I was still digesting the khachapuri during an interesting lunch. My guide cum driver cum travel companion didn’t speak any English but he was being very sweet by asking me questions about my travels especially what I was doing there on my own. It was hard to describe but he was happy, nonetheless. We left for Martvili after lunch, it was a beautiful day.
We almost left the town when I saw a round-shaped building in the middle of seemingly nowhere, it turned out to be the parliament of Georgia. It has recently been moved here. the area around has slowly started to lift up as well with a weird high rise but the area around was pretty dead. Not sure how the Georgian parliamentarians feel about this but the building looked cool especially in the middle of nowhere.
Official Website – https://nationalparks.ge/en/site/martvilicanyon
It took us an hour to get there but the drive was a great experience.
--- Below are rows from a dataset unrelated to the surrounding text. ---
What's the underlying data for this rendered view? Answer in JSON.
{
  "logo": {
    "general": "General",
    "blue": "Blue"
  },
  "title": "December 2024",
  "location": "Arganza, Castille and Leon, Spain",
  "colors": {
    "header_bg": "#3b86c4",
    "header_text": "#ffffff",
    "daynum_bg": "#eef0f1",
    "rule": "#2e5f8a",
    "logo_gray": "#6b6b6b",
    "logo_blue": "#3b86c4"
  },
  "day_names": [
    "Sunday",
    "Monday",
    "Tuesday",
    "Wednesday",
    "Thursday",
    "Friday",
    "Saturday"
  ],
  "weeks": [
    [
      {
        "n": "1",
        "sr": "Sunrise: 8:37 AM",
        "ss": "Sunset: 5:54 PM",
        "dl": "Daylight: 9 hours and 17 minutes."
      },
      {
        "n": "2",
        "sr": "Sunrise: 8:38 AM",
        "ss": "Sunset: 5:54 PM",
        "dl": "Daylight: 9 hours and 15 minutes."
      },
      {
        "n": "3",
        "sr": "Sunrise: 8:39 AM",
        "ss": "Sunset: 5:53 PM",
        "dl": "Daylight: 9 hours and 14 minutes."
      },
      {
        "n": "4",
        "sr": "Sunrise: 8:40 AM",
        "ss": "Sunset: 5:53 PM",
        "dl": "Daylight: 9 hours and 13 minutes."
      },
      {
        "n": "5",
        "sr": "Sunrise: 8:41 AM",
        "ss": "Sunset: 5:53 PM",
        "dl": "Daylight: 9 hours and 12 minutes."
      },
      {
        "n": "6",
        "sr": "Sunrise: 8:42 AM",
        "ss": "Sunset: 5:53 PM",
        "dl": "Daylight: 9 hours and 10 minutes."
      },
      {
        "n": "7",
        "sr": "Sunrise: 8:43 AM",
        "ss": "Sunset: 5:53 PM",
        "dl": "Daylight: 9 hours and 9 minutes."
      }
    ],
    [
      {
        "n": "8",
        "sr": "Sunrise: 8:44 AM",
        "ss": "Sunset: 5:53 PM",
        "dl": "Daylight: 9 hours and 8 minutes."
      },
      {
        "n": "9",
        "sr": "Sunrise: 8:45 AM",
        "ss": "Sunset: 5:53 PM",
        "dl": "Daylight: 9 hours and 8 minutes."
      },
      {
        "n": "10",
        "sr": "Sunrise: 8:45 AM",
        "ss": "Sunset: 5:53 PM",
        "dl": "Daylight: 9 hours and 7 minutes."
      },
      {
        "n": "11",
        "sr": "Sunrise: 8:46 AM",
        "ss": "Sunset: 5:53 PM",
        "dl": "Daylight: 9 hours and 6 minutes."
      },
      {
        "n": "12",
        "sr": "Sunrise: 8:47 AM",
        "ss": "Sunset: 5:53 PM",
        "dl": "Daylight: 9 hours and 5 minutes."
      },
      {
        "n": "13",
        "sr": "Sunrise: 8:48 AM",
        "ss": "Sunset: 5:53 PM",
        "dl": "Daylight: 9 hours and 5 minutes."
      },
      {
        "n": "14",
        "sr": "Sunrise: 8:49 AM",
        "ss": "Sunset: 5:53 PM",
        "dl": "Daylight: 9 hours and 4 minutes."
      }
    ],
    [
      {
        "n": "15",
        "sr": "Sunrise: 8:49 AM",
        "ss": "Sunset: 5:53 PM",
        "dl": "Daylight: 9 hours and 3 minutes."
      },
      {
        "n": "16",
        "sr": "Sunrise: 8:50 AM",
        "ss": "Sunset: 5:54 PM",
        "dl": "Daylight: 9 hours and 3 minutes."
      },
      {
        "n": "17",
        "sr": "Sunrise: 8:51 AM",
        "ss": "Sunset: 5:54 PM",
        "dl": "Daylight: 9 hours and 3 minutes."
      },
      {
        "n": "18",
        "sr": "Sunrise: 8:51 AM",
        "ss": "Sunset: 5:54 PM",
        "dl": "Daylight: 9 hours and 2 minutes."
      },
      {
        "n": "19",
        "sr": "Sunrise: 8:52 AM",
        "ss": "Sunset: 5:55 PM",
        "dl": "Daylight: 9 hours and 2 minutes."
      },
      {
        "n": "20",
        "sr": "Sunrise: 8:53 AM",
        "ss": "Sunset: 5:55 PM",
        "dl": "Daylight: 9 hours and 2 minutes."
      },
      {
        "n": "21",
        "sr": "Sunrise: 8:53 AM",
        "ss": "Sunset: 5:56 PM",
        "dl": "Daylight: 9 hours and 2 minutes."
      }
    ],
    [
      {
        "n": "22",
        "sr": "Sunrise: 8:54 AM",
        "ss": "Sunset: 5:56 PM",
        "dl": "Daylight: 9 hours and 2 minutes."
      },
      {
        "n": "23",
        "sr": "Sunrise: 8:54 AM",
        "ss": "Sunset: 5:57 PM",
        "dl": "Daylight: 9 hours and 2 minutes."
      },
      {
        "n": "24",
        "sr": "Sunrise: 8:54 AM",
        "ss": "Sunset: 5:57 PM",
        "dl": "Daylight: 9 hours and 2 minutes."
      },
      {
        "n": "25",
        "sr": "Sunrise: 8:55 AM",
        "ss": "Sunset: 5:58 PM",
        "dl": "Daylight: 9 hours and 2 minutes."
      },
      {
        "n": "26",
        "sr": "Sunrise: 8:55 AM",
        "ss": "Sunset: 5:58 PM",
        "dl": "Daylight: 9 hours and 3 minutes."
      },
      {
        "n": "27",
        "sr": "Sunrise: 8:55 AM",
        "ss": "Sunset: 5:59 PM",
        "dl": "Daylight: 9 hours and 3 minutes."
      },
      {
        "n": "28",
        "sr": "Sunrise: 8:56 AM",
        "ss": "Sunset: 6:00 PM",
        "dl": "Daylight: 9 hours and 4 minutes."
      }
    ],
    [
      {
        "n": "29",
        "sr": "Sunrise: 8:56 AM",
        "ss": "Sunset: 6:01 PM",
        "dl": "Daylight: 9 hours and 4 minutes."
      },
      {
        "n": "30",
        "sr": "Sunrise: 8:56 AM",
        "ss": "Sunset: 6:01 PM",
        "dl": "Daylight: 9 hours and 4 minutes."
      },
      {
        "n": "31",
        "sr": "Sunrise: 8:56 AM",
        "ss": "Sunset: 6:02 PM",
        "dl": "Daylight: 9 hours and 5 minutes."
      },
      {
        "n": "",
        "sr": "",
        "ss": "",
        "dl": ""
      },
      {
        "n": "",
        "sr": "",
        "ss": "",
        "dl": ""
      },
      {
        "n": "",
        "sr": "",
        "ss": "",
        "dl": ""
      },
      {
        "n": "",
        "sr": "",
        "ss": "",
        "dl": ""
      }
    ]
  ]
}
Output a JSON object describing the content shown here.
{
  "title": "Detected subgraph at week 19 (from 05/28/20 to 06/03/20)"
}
I got to see rural Georgia, the interesting houses, the way people lived and interacted. A lot of women were selling cherries and fruits. I grabbed some cherries and some melon, it was absolutely divine. Throughout my Caucuses trip, I did not get enough of melons and watermelons honestly, they are the best here. I paid extra for the ticket being a foreigner (absolutely hate this policy) and also got the ticket for the boat ride.
The canyon is incredibly beautiful with its turquoise water. The first stop was the boat ride which took 20 minutes and took us through the canyon. The turquoise water, the rugged mountains, the sun shining through the trees and the peace and quiet around was absolutely mesmerising.
Sadly, it ended too quickly but the rest of the area was open for discovery. I walked around on the wooden pathways and went as far as I could. The water falling through the canyon was my favourite part. Soon enough it started to get late.
I was being mindful of my travel buddy waiting outside so I wrapped it up and headed back to Kutaisi. It turned out to be a great decision because I got to see the beautiful countryside in the golden hour again.
Kutaisi is still far from a perfect tourist destination which in my opinion makes it the perfect destination to explore. With great food, cheap prices and plenty to see and do, why wouldn’t you want to explore Kutaisi?